Scaling Content Moderation Is Impossible: YouTube Flags Horror Video As ‘For Kids’
from the the-horror-the-horror dept
Masnick’s Impossibility Theorem strikes again! The idea put forth by Mike is that the moment a platform really starts to scale upward, doing any actual content moderation well becomes inherently impossible. There are a ton of examples of this, as some reasons as to why it’s so difficult. The spoiler alert on this is that pretty much the moment content moderation is in any way automated, it all starts to fall apart.
And sometimes in fairly spectacular ways, too. For instance, horror YouTube series Local58TV was created by Kris Straub. It’s a very dark series of shorts, and Straub made a point of setting the age rating for adults, but then YouTube’s automated system listed it as available in “YouTube Kids”.
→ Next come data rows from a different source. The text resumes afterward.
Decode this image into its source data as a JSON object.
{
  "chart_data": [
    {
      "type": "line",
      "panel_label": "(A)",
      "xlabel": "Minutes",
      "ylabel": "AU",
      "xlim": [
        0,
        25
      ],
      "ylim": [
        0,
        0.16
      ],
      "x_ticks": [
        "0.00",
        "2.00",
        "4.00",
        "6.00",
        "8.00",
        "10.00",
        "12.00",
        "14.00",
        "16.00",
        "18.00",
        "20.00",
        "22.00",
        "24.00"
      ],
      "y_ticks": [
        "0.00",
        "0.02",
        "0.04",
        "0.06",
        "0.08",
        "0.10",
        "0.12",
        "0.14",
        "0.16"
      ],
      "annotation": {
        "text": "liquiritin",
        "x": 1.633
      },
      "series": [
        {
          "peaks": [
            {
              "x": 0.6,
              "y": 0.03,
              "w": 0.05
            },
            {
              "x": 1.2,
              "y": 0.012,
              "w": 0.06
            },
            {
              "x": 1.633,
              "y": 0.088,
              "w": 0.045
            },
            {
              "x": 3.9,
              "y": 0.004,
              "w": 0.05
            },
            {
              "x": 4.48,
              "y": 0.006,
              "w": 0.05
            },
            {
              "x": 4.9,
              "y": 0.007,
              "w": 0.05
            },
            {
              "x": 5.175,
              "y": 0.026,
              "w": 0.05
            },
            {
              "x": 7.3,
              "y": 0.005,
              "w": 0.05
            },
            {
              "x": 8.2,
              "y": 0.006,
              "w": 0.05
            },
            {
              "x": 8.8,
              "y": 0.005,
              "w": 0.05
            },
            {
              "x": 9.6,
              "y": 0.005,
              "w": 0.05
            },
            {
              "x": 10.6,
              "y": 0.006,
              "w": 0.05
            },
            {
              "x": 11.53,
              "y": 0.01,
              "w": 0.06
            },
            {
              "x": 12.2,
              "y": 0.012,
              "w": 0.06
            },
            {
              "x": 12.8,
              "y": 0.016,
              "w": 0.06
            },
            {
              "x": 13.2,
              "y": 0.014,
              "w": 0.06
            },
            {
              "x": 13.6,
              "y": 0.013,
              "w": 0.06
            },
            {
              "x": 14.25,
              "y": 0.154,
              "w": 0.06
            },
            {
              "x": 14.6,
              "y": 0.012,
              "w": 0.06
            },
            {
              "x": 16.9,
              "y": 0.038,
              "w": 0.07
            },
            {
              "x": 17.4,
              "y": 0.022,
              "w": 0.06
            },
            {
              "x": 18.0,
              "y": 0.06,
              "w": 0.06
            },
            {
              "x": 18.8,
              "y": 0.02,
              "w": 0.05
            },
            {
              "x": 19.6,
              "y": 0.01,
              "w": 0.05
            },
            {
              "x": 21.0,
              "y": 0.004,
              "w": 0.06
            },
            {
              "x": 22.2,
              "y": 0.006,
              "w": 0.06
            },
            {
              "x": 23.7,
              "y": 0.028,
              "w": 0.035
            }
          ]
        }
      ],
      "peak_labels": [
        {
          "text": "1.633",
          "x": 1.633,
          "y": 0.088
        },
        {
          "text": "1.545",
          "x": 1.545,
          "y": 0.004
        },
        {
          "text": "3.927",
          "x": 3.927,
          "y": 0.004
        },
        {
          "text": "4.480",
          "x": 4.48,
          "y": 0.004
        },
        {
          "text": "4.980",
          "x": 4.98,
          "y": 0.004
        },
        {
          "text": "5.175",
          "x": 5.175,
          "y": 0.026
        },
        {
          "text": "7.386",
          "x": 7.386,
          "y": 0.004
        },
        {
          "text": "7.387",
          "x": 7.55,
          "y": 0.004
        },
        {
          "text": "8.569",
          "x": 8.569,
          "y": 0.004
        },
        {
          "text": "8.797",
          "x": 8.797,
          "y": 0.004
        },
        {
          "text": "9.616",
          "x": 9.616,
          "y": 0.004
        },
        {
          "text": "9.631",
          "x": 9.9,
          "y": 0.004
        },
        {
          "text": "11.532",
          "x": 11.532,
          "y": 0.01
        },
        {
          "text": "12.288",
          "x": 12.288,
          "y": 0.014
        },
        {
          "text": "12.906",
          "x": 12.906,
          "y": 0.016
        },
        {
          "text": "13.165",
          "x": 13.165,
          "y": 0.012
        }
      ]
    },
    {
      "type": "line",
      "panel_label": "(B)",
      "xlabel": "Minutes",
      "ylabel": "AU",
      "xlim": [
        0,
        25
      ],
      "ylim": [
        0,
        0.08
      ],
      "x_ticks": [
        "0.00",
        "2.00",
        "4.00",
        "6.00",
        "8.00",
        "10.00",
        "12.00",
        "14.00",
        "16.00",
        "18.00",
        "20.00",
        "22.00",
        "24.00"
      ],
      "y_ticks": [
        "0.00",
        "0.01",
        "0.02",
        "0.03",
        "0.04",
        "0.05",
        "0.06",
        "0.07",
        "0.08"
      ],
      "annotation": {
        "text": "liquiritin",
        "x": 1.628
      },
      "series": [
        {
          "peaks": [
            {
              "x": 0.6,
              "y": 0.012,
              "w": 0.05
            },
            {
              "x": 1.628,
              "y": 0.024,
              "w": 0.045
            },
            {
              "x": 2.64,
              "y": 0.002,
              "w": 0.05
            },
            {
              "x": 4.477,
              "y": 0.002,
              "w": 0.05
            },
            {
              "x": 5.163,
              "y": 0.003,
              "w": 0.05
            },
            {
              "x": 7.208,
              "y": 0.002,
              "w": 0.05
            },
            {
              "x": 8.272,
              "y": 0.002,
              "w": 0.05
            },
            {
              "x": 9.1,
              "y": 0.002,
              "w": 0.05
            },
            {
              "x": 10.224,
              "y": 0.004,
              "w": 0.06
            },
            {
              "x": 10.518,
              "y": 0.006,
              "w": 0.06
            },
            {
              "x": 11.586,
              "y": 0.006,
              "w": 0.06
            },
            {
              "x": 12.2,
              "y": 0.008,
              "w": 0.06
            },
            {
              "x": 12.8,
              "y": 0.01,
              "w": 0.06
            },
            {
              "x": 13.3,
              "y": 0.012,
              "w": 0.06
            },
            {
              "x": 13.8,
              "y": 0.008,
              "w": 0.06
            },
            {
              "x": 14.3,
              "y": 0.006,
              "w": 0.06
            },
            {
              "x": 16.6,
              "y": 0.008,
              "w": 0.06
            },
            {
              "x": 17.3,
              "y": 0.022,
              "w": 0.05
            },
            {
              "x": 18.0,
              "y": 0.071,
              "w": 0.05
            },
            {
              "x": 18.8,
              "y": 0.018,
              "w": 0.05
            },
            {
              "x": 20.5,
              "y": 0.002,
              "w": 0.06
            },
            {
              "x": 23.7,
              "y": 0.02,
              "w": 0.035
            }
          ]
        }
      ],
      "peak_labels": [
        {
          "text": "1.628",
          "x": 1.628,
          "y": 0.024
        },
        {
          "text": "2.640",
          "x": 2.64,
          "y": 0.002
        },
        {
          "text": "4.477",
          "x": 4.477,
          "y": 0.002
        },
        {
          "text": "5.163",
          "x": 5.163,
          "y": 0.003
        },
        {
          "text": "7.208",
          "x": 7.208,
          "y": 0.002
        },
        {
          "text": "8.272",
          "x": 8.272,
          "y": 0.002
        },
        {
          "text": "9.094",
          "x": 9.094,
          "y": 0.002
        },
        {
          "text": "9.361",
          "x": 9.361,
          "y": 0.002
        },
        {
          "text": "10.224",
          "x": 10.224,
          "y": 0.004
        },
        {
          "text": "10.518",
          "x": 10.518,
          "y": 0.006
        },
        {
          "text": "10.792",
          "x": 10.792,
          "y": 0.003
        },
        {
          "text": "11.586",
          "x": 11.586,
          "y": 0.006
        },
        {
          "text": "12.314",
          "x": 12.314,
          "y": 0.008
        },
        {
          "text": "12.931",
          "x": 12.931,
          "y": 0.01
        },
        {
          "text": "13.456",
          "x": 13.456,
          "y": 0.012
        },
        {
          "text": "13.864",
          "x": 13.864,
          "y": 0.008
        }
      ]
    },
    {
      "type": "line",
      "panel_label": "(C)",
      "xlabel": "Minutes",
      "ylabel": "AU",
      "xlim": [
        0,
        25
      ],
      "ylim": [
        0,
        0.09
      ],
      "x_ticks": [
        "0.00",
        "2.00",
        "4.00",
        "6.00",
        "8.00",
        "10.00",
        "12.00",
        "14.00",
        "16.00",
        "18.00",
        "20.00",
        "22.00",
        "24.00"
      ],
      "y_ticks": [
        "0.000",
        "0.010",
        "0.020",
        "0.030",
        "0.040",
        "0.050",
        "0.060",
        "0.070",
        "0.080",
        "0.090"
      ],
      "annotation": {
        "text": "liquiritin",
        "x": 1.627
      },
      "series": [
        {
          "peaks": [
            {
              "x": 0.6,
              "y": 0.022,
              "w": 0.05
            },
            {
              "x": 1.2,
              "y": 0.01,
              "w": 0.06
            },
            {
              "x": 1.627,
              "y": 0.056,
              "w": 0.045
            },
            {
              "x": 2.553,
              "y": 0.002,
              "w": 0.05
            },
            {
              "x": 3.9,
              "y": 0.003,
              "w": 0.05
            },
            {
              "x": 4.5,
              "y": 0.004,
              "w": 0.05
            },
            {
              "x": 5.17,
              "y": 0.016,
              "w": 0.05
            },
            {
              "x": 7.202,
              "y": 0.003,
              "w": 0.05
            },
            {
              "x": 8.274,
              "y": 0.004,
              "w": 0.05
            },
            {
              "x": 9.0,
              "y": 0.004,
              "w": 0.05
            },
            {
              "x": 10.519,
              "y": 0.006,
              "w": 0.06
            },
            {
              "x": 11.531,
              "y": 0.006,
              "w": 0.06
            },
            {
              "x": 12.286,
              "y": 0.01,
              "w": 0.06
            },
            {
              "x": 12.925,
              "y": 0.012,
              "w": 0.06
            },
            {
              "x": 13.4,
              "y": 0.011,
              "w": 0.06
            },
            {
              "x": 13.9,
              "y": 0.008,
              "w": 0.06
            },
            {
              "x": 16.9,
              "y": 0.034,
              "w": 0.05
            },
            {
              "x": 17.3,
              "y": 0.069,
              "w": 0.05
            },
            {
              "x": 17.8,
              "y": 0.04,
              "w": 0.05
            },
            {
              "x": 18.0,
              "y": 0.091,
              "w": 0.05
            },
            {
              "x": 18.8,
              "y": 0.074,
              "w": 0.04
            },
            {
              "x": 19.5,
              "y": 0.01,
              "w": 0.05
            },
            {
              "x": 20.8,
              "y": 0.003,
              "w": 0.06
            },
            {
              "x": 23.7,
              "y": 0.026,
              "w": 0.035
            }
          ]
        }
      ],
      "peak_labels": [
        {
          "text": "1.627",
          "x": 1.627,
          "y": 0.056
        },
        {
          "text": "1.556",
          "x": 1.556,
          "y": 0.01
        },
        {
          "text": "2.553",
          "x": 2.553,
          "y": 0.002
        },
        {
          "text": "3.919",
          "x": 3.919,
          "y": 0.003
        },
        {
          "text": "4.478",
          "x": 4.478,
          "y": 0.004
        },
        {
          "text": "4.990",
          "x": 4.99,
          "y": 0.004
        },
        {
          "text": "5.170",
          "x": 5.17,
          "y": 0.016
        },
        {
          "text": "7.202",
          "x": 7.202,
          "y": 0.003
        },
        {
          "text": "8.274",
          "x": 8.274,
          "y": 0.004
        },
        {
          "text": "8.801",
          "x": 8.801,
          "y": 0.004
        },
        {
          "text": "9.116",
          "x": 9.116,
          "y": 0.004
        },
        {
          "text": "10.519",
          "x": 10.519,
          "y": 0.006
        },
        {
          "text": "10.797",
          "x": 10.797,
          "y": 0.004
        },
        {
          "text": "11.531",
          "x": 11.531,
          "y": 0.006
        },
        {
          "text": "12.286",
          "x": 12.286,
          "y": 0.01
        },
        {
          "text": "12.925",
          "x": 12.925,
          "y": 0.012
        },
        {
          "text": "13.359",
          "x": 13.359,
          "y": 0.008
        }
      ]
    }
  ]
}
YouTube doesn’t get the Local58TV vibe, though. It automatically flagged one episode, titled “Show For Children,” as for children. You can see how an AI bot might get its wires crossed from that title, but it immediately says “Not for Children” in the description, and the creator, Straub, originally set the video’s age rating as “18+” when it was uploaded.
The episode is a black-and-white cartoon where a cute cartoon skeleton wanders around a graveyard looking for a cute cartoon girlfriend skeleton, only to find horrifying, more realistic skeletons and other creatures in the open graves. At the end of the video, seemingly from depression, the cute skeleton lays down in a grave and dies, turning into a realistic skeleton. The cartoon is something an AI bot might not understand, but a human could immediately tell the unsettling video is not kid-friendly.
And there you have it. The automated system simply couldn’t decipher the content of the video and setup kids to watch what is clearly not an appropriate video for them to see. Frustratingly, this system is so automated that Straub can’t even go in and edit any of this himself.
YouTube not only flagged a video explicitly marked as “inappropriate for kids” as “made for kids,” it also won’t let the creator change it back. The video’s content is now labeled “Made for kids (set by YouTube)” and Straub is forced to file an appeal with YouTube to get the video’s age rating corrected.
Now, Straub appealed the “for kids” designation and YouTube responded quickly, correcting the issue. But that isn’t really the point. If automated content moderation is so broken that a video the creator marked as for adults can be auto-marked as for children, then what hope does such a system have to tackle more nuanced moderation issues.